Sunday, October 01, 2006

A real hero left this world last week. The good news is she's been blogging about it, and now she's back home safely.

I've added Anousheh Ansari to my blogroll. She fled Iran in 1979 when the Ayatollahs turned it into a place explicitly and irredeemably hostile to people with her values, educated herself - in the best Western tradition - made a few billion dollars, and is now at the forefront of the exploding private space industry.

That she paid her way up to the ISS as the third civilian tourist is interesting. What makes her more than another rich tourist is her ambition to make what she did profitable to private entrepreneurs, and thus possible for the rest of us. She funded the X-Prize to the tune of $10 million (yes, that's her name on the "Ansari X-Prize" for spaceflight), and intends to start her own fleet of ships in the next few years.

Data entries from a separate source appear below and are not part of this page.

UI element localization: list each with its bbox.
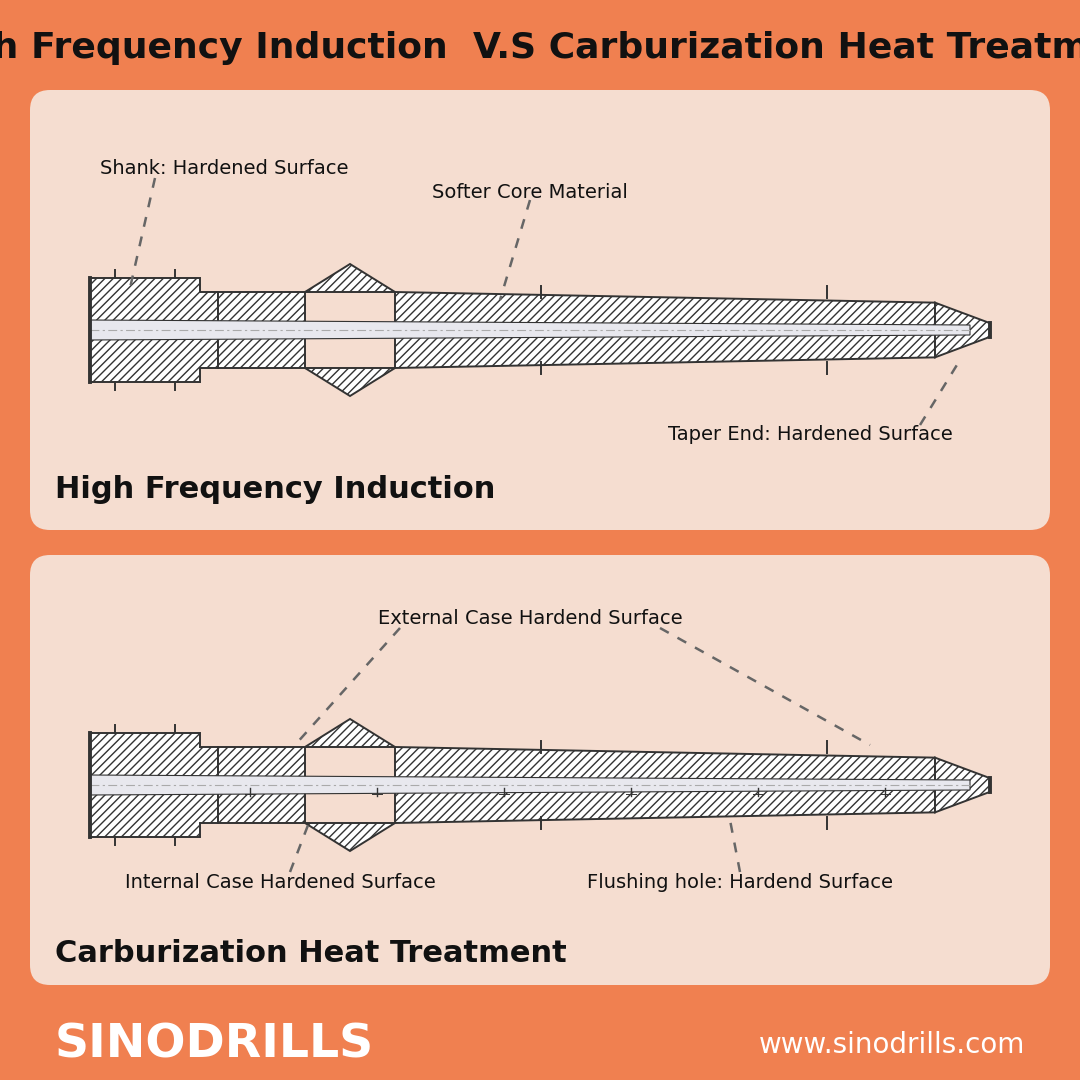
Polygon shape bbox=[90, 775, 970, 795]
Text: Carburization Heat Treatment: Carburization Heat Treatment bbox=[55, 940, 567, 969]
Polygon shape bbox=[90, 733, 218, 837]
Polygon shape bbox=[90, 278, 218, 382]
FancyBboxPatch shape bbox=[30, 555, 1050, 985]
Text: High Frequency Induction  V.S Carburization Heat Treatment: High Frequency Induction V.S Carburizati… bbox=[0, 31, 1080, 65]
Polygon shape bbox=[218, 747, 305, 823]
Text: SINODRILLS: SINODRILLS bbox=[55, 1023, 375, 1067]
Text: High Frequency Induction: High Frequency Induction bbox=[55, 475, 496, 504]
FancyBboxPatch shape bbox=[30, 90, 1050, 530]
Polygon shape bbox=[305, 368, 395, 396]
Polygon shape bbox=[395, 747, 935, 823]
Text: www.sinodrills.com: www.sinodrills.com bbox=[758, 1031, 1025, 1059]
Polygon shape bbox=[935, 302, 990, 357]
Polygon shape bbox=[90, 320, 970, 340]
Text: Softer Core Material: Softer Core Material bbox=[432, 183, 627, 202]
Polygon shape bbox=[305, 264, 395, 292]
Text: Flushing hole: Hardend Surface: Flushing hole: Hardend Surface bbox=[588, 873, 893, 891]
Text: External Case Hardend Surface: External Case Hardend Surface bbox=[378, 608, 683, 627]
Polygon shape bbox=[935, 758, 990, 812]
Polygon shape bbox=[218, 292, 305, 368]
Text: Shank: Hardened Surface: Shank: Hardened Surface bbox=[100, 159, 349, 177]
Polygon shape bbox=[395, 292, 935, 368]
Text: Taper End: Hardened Surface: Taper End: Hardened Surface bbox=[667, 426, 953, 445]
Text: Internal Case Hardened Surface: Internal Case Hardened Surface bbox=[124, 873, 435, 891]
Polygon shape bbox=[305, 823, 395, 851]
Polygon shape bbox=[305, 719, 395, 747]
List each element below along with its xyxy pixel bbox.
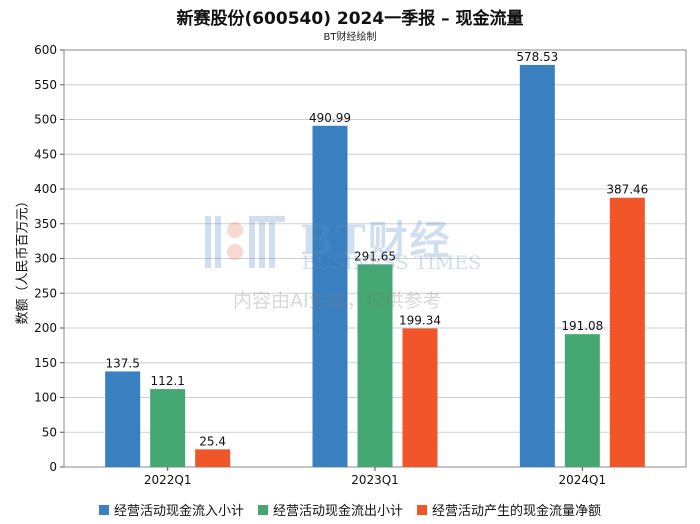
y-tick-label: 0 (49, 460, 57, 474)
y-tick-label: 100 (34, 391, 57, 405)
bar (195, 449, 231, 467)
bar (564, 334, 600, 467)
legend-label: 经营活动产生的现金流量净额 (432, 504, 602, 519)
bar (357, 264, 393, 467)
legend-item: 经营活动现金流出小计 (257, 500, 403, 519)
data-label: 191.08 (561, 319, 603, 333)
bar (312, 125, 348, 467)
data-label: 25.4 (199, 434, 226, 448)
legend-label: 经营活动现金流入小计 (113, 504, 244, 519)
bar (609, 197, 645, 467)
legend-item: 经营活动产生的现金流量净额 (417, 500, 601, 519)
y-tick-label: 250 (34, 286, 57, 300)
y-tick-label: 350 (34, 217, 57, 231)
x-tick-label: 2024Q1 (559, 473, 607, 487)
y-tick-label: 500 (34, 113, 57, 127)
y-tick-label: 150 (34, 356, 57, 370)
data-label: 291.65 (354, 249, 396, 263)
y-tick-label: 550 (34, 78, 57, 92)
y-tick-label: 300 (34, 252, 57, 266)
x-tick-label: 2023Q1 (351, 473, 399, 487)
data-label: 490.99 (309, 111, 351, 125)
legend: 经营活动现金流入小计 经营活动现金流出小计 经营活动产生的现金流量净额 (0, 500, 700, 519)
y-tick-label: 450 (34, 147, 57, 161)
chart-title: 新赛股份(600540) 2024一季报 – 现金流量 (176, 9, 524, 29)
y-tick-label: 50 (42, 425, 57, 439)
legend-swatch (98, 504, 109, 515)
legend-item: 经营活动现金流入小计 (98, 500, 244, 519)
bar (105, 371, 141, 467)
data-label: 578.53 (516, 50, 558, 64)
data-label: 137.5 (105, 356, 139, 370)
data-label: 199.34 (399, 313, 441, 327)
y-tick-label: 400 (34, 182, 57, 196)
data-label: 387.46 (606, 183, 648, 197)
legend-label: 经营活动现金流出小计 (272, 504, 403, 519)
legend-swatch (417, 504, 427, 515)
data-label: 112.1 (150, 374, 184, 388)
chart-subtitle: BT财经绘制 (323, 32, 377, 43)
legend-swatch (257, 504, 268, 515)
y-tick-label: 600 (34, 43, 57, 57)
bar (150, 389, 186, 467)
x-tick-label: 2022Q1 (144, 473, 192, 487)
y-tick-label: 200 (34, 321, 57, 335)
bar (402, 328, 438, 467)
bar (519, 64, 555, 467)
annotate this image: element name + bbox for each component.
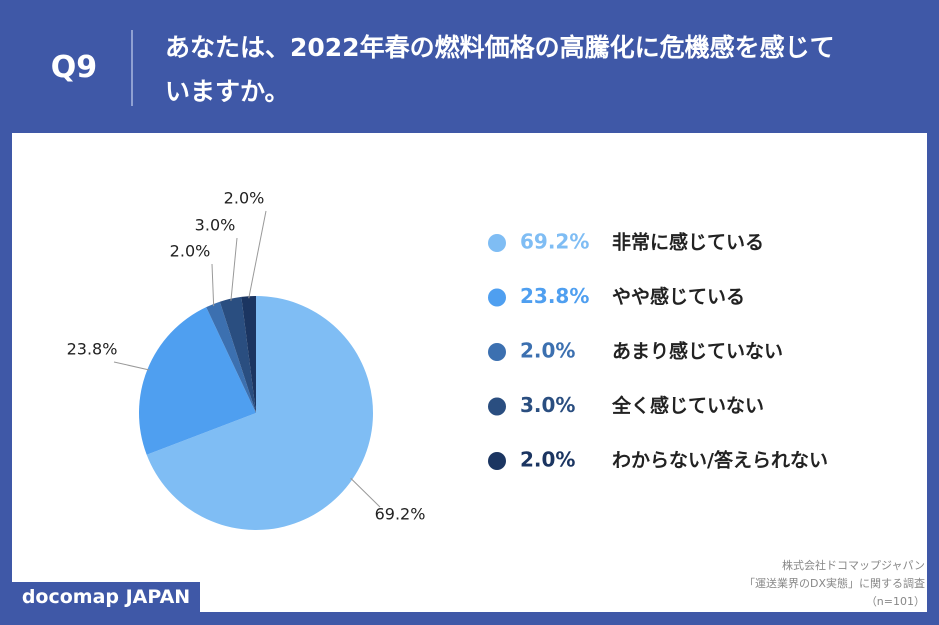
legend-value: 3.0% <box>520 393 575 417</box>
pie-slice <box>139 307 256 455</box>
legend-marker <box>488 397 506 416</box>
legend-marker <box>488 343 506 361</box>
leader-line <box>113 361 150 371</box>
data-label: 3.0% <box>195 216 236 235</box>
legend-label: 非常に感じている <box>612 231 764 254</box>
legend-label: わからない/答えられない <box>612 449 828 472</box>
leader-line <box>211 263 215 307</box>
legend-marker <box>488 288 506 307</box>
legend-label: 全く感じていない <box>611 394 764 417</box>
leader-line <box>248 210 267 299</box>
leader-line <box>350 477 381 508</box>
pie-slice <box>206 301 256 413</box>
pie-slice <box>241 296 256 413</box>
source: （n=101） <box>865 595 925 608</box>
pie-slice <box>219 296 256 413</box>
legend-value: 23.8% <box>520 284 589 308</box>
data-label: 2.0% <box>224 189 265 208</box>
source: 株式会社ドコマップジャパン <box>782 559 925 572</box>
brand: docomap JAPAN <box>12 582 200 612</box>
data-label: 2.0% <box>170 242 211 261</box>
separator <box>131 30 133 106</box>
leader-line <box>230 237 238 301</box>
question-title: あなたは、2022年春の燃料価格の高騰化に危機感を感じていますか。 <box>165 33 835 106</box>
pie-slice <box>146 296 374 530</box>
data-label: 23.8% <box>67 340 118 359</box>
legend-value: 2.0% <box>520 339 575 363</box>
data-label: 69.2% <box>375 505 426 524</box>
source: 「運送業界のDX実態」に関する調査 <box>743 577 925 590</box>
legend-label: あまり感じていない <box>612 340 783 363</box>
legend-value: 2.0% <box>520 448 575 472</box>
legend-label: やや感じている <box>612 285 745 308</box>
legend-value: 69.2% <box>520 230 589 254</box>
question-number: Q9 <box>50 50 98 85</box>
legend-marker <box>488 452 506 470</box>
legend-marker <box>488 234 506 252</box>
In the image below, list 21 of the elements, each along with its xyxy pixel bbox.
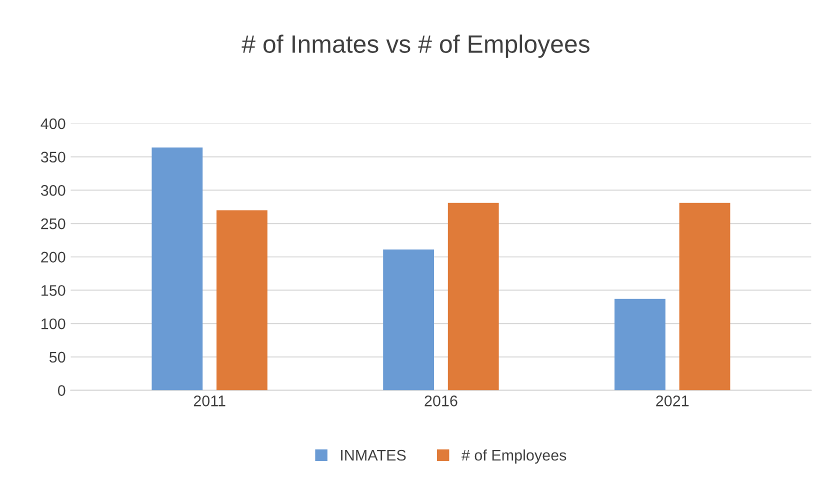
bar: [614, 298, 666, 390]
y-tick-label: 400: [40, 118, 66, 130]
bar: [216, 210, 268, 390]
bar: [383, 250, 434, 390]
chart-title: # of Inmates vs # of Employees: [242, 34, 590, 58]
bar: [679, 202, 730, 390]
legend-label: INMATES: [341, 450, 406, 461]
y-tick-label: 250: [41, 218, 66, 230]
bar: [152, 148, 203, 390]
y-tick-label: 50: [49, 352, 66, 363]
y-tick-label: 200: [41, 252, 66, 263]
x-tick-label: 2016: [424, 396, 458, 406]
y-tick-label: 350: [40, 152, 66, 163]
x-tick-label: 2011: [194, 396, 226, 406]
legend-label: # of Employees: [461, 449, 566, 464]
x-tick-label: 2021: [656, 396, 689, 406]
y-tick-label: 300: [40, 185, 66, 196]
y-tick-label: 100: [42, 318, 66, 330]
y-tick-label: 150: [42, 285, 66, 296]
bar: [448, 202, 499, 390]
y-tick-label: 0: [58, 385, 66, 396]
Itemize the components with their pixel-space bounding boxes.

It's been two years since the X-Prize was claimed, and the developments since have been mind-boggling. A commercial spaceport is already being built in New Mexico, a private spaceport is being planned by Jeff Bezos in Texas, and many companies are competing for business in the varous niches of this infant industry, most notably Virgin Galactic (watch the movie), who have just recently announced that their World Headquarters will be located at the New Mexico port.

This explosion began when, in an amazing and rare fit of common sense, the federal government passed a bill which, for the most part, says that they'll do the one thing anybody really ever needs from government, just get the hell out of the way! The bill does that, at least to the extent that such is possible from government; it still leaves plenty of hooks in the industry, sure to be firmly set once there is some booty to be extorted.

The NM port is built by the state, but it could have been built by any of the major players. Branson probably could have put up the entire $200 million from his petty cash - and kept all the potential profit such a thing will likely generate. But it at least provides the first physical nexus for much of this activity. (tip: buy real estate around Las Cruces, Truth or Consequences, and Hatch, NM, now), and it's effects in the long run will be little more than a footnote. Even the ISS will probably be obsolete before it is even finished, a dinosaur floating aimlessly above a world that has passed it by.

This is the biggest thing since fish grew legs. This is a civilization changing time. The first flights, trivial as they may be in their purpose, will provide experience to those participating, they'll provide markets for vendors and other secondary industries, they'll provide infrastructure both on the ground and in orbit to support more meaningful and more ambitious enterprise, and they'll provide a mindset in the average person that space is just another place to visit, work, and even live in.

As long as, that is, the feds and other governments do indeed stay the hell out of the way, at least until it's too late for them to stop it all. And, even more importantly, while there's people like Ansari, Branson, Rutan, Binnie, Melville, Diamandis, Bezos, Allen, and the thousands of others who have the vision, drive, skills, and resources to make it happen.